We do know that business decisions are based on taxes, so by threatening new taxes on energy production, Kasich runs the risk of scaring off the oil exploration industry, the jobs it is creating and the wealth it is providing to eastern Ohioans.

Third, northeast Ohio bears the burden of the misguided policies of Kasich and the Republicans who control the Ohio Legislature.

The Ohio Turnpike and the energy exploration region intersect in northeast Ohio and hence that region is getting a double-whammy of economic pain — higher turnpike tolls and higher drilling fees.

The schemes of Kasich and the Republican legislature are bad for all Ohioans and even worse for residents of the northern and eastern regions of the state.

 

(Murrowmaven is a lifelong Ohioan.)

 
  • cbuskid

    Instead of making the turnpike free for all, Ohio should start putting tolls on I70 as well. Highway maintenance is expensive and we are short on funds. It only seems right that the users should pay for the privilege of using it.

  • And why are we short of funds? The cowardice of the legislature and state executives about raising gas taxes, natch. Oh, God, we can’t boost gas taxes, so instead, let’s start charging for driving our major highways. No problem. Nobody minds stopping at toll booths on a major trip. And nobody objects to having a credit card charged for a trip in Ohio. And lookie — no new tax increases. Aren’t we clever?

  • Red Rover

    What makes it such a privilege for the public to use our own roads? People already are having enough trouble making ends meet without having to keep toll cash on hand to drive on the road their taxes already pay for.

  • BathtubGin

    It’s not an either/or proposition. Toll I70 and raise the gas tax.

  • BathtubGin

    What makes it such a privilege for private individuals to pollute the environment and the air we breathe? Make them pay through the nose! Make the car potato lifestyle unaffordable and uncompetitive. At the very least, do not subsidize it.

  • BathtubGin

    This is perhaps the most misguided post I have ever read on the Plunderbund. We need more roads with user fees, not less. And we have a captive market with the natural gas shale, which should be taxed for all it’s worth. If we are going to risk earthquakes and ground water pollution, we sure as hell better get as much out of it as we can! If we are rejecting federal funds for rail projects because “no one will ride”, we are subsidizing personal automobile transportation too much!
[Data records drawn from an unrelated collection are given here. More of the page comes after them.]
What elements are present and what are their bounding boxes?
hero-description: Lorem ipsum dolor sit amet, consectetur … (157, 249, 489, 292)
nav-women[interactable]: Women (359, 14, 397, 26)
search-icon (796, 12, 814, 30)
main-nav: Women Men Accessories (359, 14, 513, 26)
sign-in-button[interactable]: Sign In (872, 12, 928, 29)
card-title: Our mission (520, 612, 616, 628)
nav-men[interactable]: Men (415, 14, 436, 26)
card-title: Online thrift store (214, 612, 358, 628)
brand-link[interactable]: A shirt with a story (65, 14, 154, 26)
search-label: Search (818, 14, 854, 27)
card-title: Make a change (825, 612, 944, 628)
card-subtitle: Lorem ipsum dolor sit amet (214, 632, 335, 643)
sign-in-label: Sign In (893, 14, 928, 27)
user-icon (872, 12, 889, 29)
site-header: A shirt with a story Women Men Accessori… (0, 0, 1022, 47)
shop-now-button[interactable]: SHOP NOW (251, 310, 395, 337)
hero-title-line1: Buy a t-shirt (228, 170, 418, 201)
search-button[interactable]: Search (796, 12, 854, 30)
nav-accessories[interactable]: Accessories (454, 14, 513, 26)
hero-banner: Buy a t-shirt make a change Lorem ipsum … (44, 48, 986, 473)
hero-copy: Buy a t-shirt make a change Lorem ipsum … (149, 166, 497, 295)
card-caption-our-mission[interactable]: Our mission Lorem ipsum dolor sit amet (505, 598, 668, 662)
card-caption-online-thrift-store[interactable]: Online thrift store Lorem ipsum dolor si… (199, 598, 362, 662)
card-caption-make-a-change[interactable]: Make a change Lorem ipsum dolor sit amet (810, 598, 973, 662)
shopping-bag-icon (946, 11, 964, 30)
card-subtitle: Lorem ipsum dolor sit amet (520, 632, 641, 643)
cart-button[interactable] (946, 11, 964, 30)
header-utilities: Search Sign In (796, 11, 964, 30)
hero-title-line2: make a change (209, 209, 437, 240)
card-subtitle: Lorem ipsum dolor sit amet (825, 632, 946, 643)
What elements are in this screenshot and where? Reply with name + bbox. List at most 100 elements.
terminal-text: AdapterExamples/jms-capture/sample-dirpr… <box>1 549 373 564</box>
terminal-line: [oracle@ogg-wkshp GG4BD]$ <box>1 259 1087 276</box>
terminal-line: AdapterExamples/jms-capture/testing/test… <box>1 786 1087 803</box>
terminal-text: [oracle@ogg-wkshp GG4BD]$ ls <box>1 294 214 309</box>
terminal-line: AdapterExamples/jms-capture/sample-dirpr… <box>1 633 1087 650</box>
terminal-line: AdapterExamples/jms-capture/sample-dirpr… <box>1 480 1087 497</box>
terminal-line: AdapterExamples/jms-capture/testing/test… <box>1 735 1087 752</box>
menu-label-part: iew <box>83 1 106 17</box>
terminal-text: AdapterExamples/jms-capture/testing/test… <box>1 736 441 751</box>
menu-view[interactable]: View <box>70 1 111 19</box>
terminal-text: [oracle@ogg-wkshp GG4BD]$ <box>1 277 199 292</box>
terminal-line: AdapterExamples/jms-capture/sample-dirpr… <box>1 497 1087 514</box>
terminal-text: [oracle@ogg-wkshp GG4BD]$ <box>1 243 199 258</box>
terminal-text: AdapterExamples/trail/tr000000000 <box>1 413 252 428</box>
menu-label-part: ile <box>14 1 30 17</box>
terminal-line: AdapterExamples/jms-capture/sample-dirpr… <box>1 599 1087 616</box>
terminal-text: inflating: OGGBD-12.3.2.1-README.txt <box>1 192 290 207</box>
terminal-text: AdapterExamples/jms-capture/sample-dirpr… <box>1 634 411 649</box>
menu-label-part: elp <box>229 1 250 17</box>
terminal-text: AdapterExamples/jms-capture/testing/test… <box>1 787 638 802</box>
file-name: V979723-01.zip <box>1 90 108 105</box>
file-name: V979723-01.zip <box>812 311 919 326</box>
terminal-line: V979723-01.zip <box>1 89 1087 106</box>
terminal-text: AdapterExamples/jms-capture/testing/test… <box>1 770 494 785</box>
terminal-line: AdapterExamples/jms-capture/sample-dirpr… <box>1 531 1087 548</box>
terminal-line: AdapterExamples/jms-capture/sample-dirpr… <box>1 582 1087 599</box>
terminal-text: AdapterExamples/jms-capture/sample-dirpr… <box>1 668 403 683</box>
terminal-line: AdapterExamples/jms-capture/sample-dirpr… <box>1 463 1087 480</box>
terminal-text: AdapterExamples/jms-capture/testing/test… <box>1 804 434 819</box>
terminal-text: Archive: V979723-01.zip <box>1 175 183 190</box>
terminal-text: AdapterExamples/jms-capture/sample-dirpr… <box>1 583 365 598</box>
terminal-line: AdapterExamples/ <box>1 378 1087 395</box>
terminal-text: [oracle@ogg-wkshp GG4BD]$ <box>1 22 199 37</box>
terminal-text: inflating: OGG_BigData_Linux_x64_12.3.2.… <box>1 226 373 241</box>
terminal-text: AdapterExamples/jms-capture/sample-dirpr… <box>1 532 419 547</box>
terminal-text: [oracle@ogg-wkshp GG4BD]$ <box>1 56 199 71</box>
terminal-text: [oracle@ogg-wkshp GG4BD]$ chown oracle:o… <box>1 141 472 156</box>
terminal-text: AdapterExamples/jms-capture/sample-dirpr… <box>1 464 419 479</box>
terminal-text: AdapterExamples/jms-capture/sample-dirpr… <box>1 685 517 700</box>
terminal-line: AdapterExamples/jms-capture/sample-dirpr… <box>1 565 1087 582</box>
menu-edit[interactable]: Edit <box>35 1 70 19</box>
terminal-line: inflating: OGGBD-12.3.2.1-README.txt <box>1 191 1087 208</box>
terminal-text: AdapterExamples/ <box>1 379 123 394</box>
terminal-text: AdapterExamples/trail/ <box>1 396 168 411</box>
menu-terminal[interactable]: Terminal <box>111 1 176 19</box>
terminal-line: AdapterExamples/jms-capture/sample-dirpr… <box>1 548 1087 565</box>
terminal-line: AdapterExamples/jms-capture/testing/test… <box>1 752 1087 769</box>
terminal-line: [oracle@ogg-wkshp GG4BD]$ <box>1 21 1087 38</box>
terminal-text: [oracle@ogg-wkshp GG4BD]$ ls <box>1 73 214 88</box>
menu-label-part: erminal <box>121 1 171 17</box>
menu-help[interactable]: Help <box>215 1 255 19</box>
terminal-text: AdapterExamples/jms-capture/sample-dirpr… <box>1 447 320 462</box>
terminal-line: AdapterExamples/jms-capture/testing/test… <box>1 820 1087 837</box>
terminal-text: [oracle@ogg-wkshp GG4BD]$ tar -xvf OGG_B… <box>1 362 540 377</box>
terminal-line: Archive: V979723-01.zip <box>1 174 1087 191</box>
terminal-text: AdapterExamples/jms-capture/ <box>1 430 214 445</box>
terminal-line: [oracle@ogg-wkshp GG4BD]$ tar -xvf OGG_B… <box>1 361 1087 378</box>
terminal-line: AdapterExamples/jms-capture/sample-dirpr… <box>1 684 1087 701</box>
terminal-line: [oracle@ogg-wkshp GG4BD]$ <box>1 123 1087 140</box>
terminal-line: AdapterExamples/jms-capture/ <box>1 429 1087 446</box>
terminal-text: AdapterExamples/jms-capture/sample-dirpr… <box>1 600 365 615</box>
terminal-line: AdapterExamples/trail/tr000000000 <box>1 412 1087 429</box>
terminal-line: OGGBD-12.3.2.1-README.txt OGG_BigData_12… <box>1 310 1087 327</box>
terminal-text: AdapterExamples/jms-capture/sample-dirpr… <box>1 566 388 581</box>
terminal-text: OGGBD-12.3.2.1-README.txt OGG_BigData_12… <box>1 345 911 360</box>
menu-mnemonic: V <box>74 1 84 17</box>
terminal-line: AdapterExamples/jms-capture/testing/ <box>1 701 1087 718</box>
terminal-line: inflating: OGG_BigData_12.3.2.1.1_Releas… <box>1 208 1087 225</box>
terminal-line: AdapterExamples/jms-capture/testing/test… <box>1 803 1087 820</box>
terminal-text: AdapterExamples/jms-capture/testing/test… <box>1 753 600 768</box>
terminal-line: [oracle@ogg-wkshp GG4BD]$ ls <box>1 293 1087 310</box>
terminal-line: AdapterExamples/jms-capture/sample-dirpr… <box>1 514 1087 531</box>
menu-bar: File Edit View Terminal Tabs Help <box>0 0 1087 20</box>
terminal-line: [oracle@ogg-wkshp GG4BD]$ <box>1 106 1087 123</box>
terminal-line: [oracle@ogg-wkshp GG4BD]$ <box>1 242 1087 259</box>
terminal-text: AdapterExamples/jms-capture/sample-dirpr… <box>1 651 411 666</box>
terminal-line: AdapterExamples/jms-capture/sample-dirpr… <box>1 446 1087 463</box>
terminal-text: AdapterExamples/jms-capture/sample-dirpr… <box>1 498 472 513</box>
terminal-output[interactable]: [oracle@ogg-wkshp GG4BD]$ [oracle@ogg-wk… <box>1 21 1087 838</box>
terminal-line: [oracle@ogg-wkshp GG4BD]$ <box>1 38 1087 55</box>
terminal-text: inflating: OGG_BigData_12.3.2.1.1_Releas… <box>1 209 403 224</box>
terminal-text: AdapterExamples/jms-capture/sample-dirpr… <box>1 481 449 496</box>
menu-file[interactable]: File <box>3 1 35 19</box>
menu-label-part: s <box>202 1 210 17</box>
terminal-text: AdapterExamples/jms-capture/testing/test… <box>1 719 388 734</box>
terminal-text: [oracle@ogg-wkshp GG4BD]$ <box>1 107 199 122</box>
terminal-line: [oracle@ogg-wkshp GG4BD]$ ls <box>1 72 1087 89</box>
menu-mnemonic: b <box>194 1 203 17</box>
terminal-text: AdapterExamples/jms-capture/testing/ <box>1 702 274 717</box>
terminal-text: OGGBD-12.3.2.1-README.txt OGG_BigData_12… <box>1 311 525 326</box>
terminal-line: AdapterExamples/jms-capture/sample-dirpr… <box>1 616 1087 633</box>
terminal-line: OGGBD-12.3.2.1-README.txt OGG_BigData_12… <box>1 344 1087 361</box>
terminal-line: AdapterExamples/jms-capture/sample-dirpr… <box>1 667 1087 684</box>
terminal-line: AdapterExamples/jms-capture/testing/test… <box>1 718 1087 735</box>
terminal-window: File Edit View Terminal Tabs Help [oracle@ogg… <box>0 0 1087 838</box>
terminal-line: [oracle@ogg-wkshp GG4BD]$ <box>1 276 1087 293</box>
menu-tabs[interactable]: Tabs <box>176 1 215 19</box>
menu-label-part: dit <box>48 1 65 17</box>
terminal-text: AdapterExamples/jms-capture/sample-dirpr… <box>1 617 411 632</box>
    Raising the gas tax is important, as it incentivizes people to get more fuel efficient cars. But it doesn’t cut at the core of all the social, economic, and environmental problems associated with auto dependence and suburban sprawl the way tolls and mile taxes do.

  • anastasjoy

    I agree, cbuskid, and I’ve been saying this for a while. Having the east-west route in one part of the state tolled and in another not is a serious tilting of the economic playing field. Either make the turnpike free, or slap a toll on I-70. Nothing else is fair or just.

  • Red Rover

    As much as you might dislike it, driving a car is the way of life in the U.S. You can thank car companies, oil companies, and the government for that. But you can’t just take it away without offering some viable alternative. That’s a good way to ruin people’s livelihoods. I’d love it if I could take the subway to work in Cincinnati. We don’t have one, and one isn’t going to spring up overnight. The likelihood of it getting close enough to both my house and workplace is very low. Subways and light rail also don’t reach rural areas, which cover most of our state. You can’t spout off about competition on ways to travel when there isn’t any.